Le rideau a été levé, lundi soir au cinéma Hollywood, sur la 17ème édition du Festival international du film de femmes de Salé, en présence de figures emblématiques du 7ème art et de personnalités du monde artistique, de la culture et des médias.
Organisé du 23 au 28 septembre par l’Association Bouregreg sous le Haut Patronage de Sa Majesté le Roi Mohammed VI, le Festival représente une opportunité pour les femmes cinéastes de toutes origines géographiques, arabes, africaines et internationales, de débattre des questions liées à cette profession, de partager leurs expériences et expertises, et de discuter de la condition des femmes à travers des réalisations filmiques.
S’exprimant à cette occasion, le ministre de la Jeunesse, de la Culture et de la Communication, Mohamed Mehdi Bensaid, a souligné que le cinéma marocain connaît un développement significatif sur tous les plans, notamment à travers un certain nombre de chantiers et de réalisations qui se traduisent par la quantité et la qualité des films produits au Maroc, atteignant près de 30 œuvres annuellement, et ce grâce notamment au soutien du Centre cinématographique marocain (CCM).
Dans une allocution lue en son nom, M. Bensaid a indiqué que le film marocain, qui se positionne désormais en tête du box-office, se distingue par une présence remarquable dans les festivals internationaux de renom, saluant la participation des femmes marocaines créatrices dans les différentes compétitions officielles nationales et internationales.
Le ministre a également mis en avant la place distinguée de la femme dans l’industrie du 7ème art, ainsi que sa présence dans les différents processus et étapes de la création cinématographique, notant que l’industrie du cinéma marocain compte actuellement plus de 80 réalisatrices et 45 assistantes réalisatrices, ainsi que trois exploitantes de salles de cinéma et huit distributrices de films cinématographiques.

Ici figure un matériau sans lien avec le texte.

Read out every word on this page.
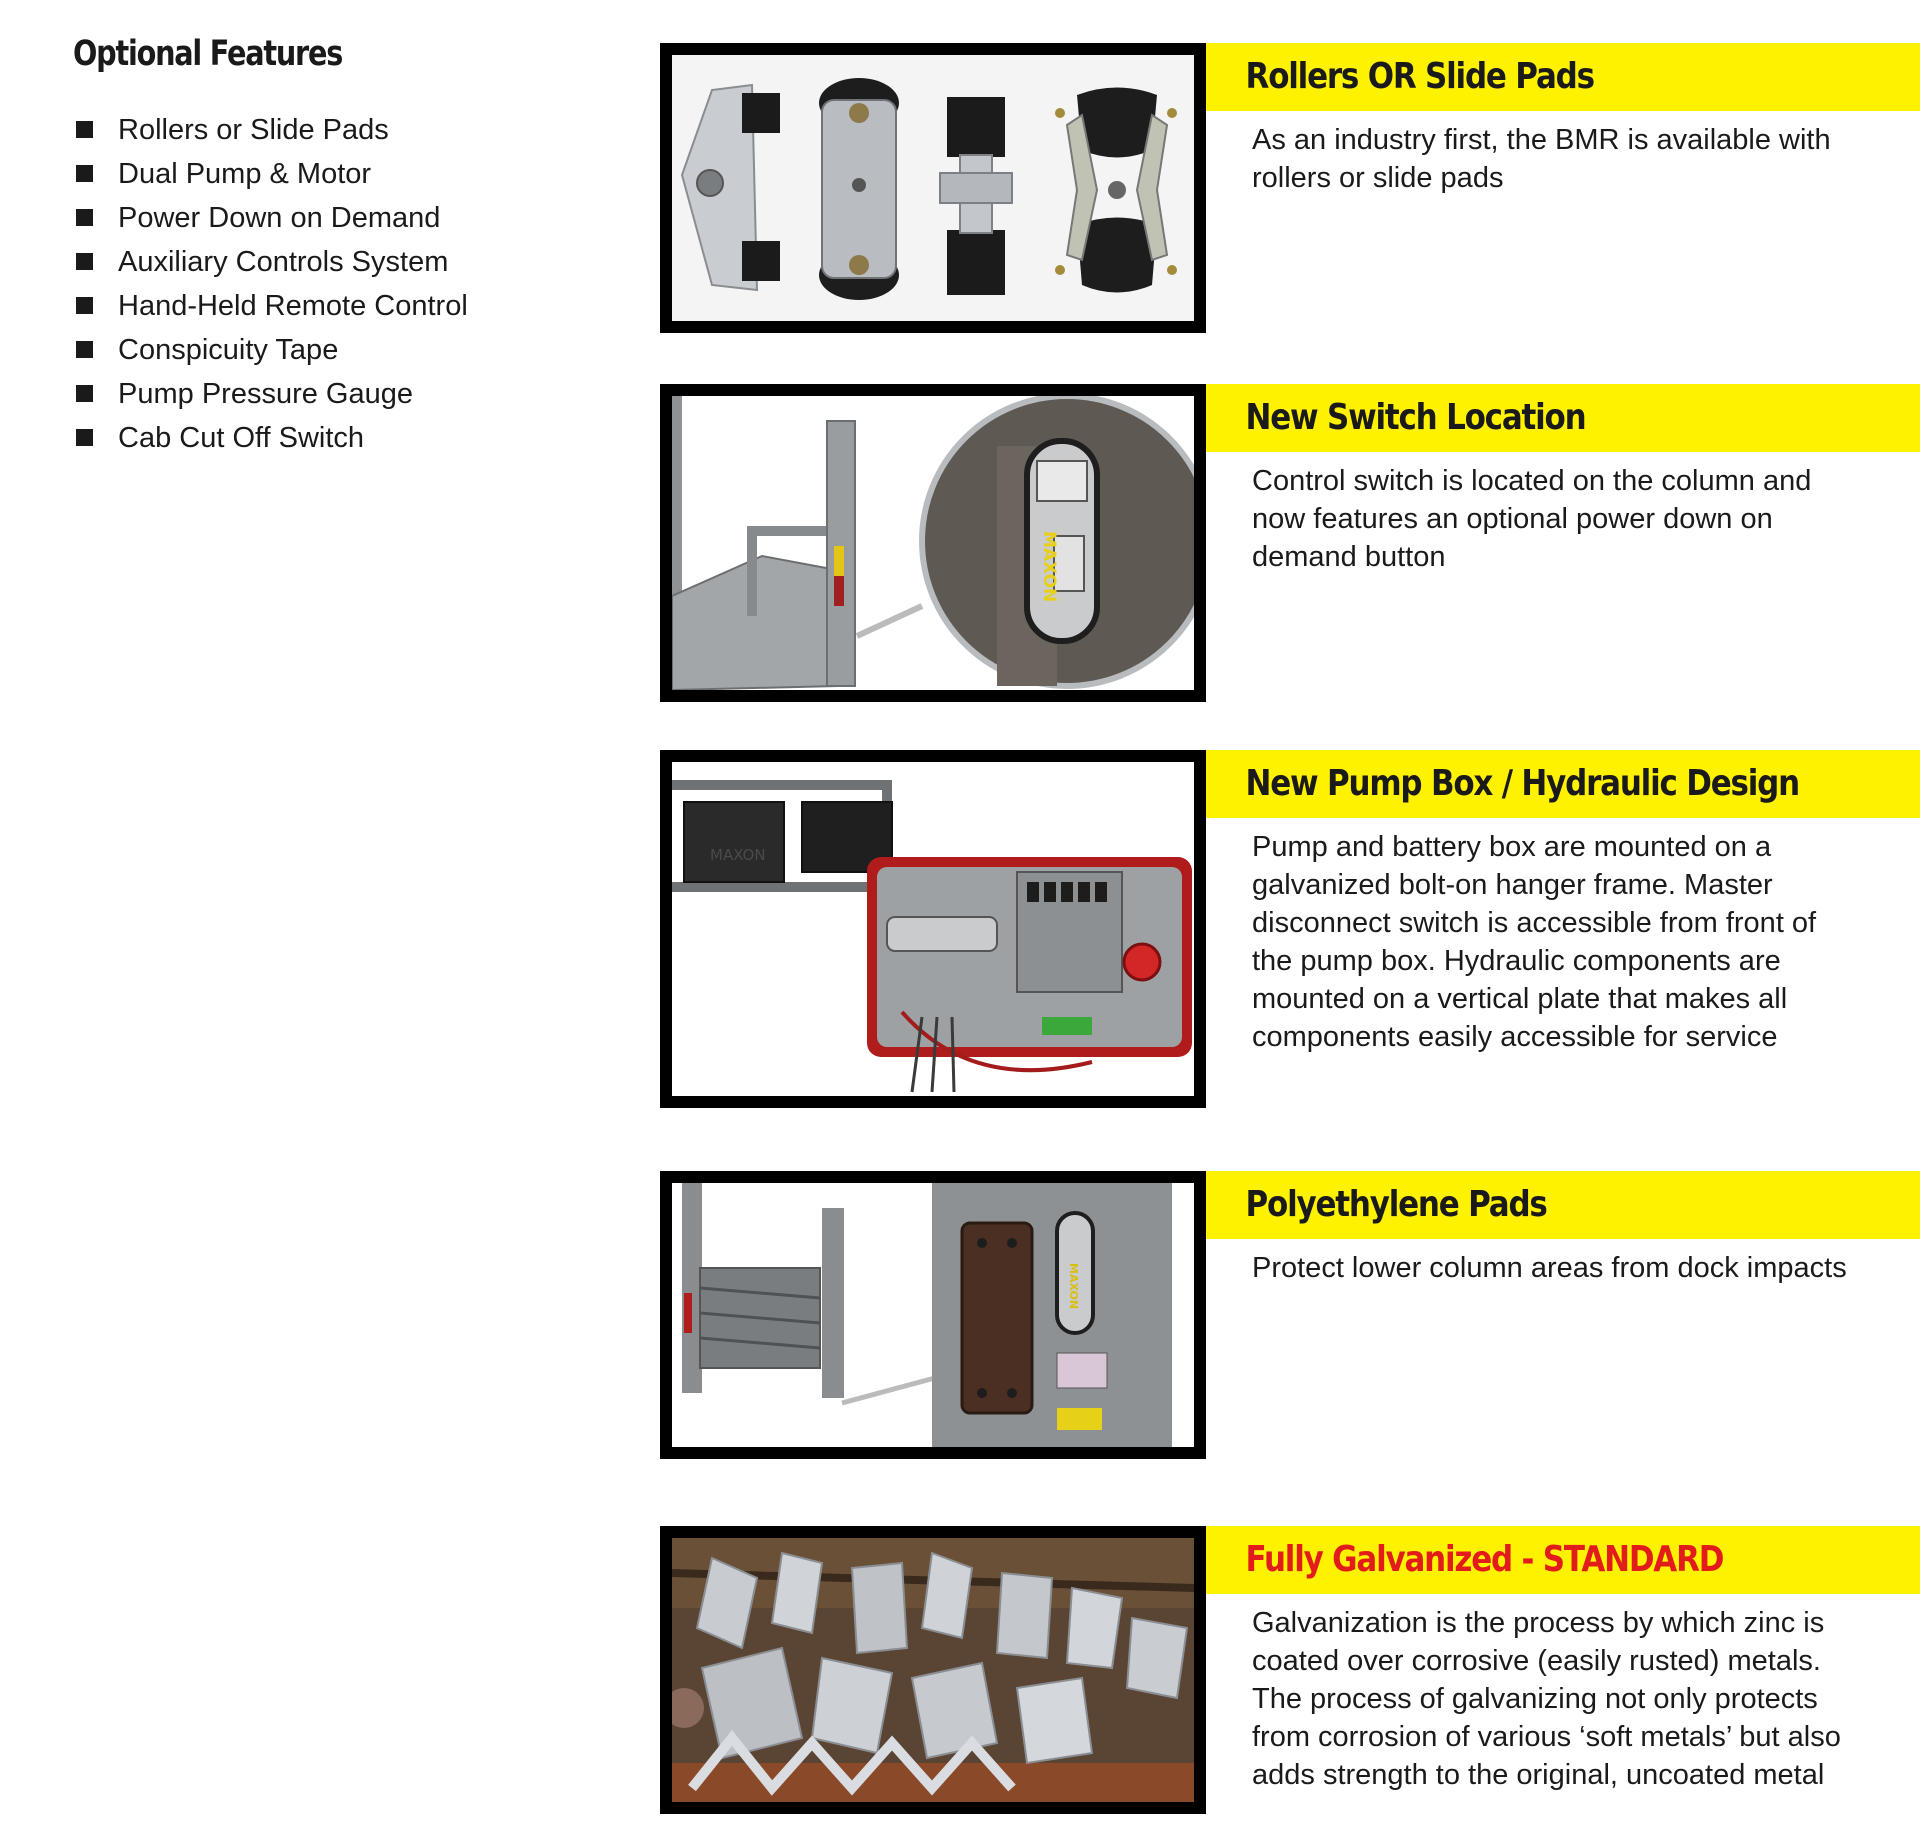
Optional Features
Rollers or Slide Pads
Dual Pump & Motor
Power Down on Demand
Auxiliary Controls System
Hand-Held Remote Control
Conspicuity Tape
Pump Pressure Gauge
Cab Cut Off Switch
Rollers OR Slide Pads

As an industry first, the BMR is available with rollers or slide pads

MAXON
New Switch Location

Control switch is located on the column and now features an optional power down on demand button

MAXON
New Pump Box / Hydraulic Design

Pump and battery box are mounted on a galvanized bolt-on hanger frame. Master disconnect switch is accessible from front of the pump box. Hydraulic components are mounted on a vertical plate that makes all components easily accessible for service

MAXON
Polyethylene Pads

Protect lower column areas from dock impacts

Fully Galvanized - STANDARD

Galvanization is the process by which zinc is coated over corrosive (easily rusted) metals. The process of galvanizing not only protects from corrosion of various ‘soft metals’ but also adds strength to the original, uncoated metal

Pour sa part, le président de l’Association Bouregreg et président du Festival, Noureddine Chemaou, a indiqué que cette 17ème édition coïncide avec le chantier de réhabilitation et de valorisation du patrimoine matériel de la ville de Salé, faisant savoir que le public aura l’occasion d’assister, pour la première fois dans le cadre du Festival, à des projections en plein air dans les différents espaces de l’ancienne médina de Salé.
M. Chemaou a également mis en exergue la diversité des espaces de projections et la richesse des activités quotidiennes dans le cadre de ce rendez-vous cinématographique, soulignant la place particulière que le Festival a accordé aux jeunes dans sa programmation, notamment à travers les ateliers de formation.
De son côté, l’ambassadeur de la Hongrie au Maroc, Miklos Erik Tromler, a rappelé que Rabat et Budapest ont signé, l’année dernière, une convention de coopération dans le domaine de coproduction cinématographique, visant à encourager la réalisation de films mettant en valeur la diversité de la culture et du patrimoine des deux pays.
Le cinéma hongrois a une grande histoire non seulement avec le Maroc mais aussi avec le Festival international du film de femmes de Salé, à travers notamment les différentes participations de films hongrois aux festivals marocains, a-t-il ajouté, faisant part de sa fierté quant à la participation de la Hongrie en tant que pays invité de cette grande messe cinématographique.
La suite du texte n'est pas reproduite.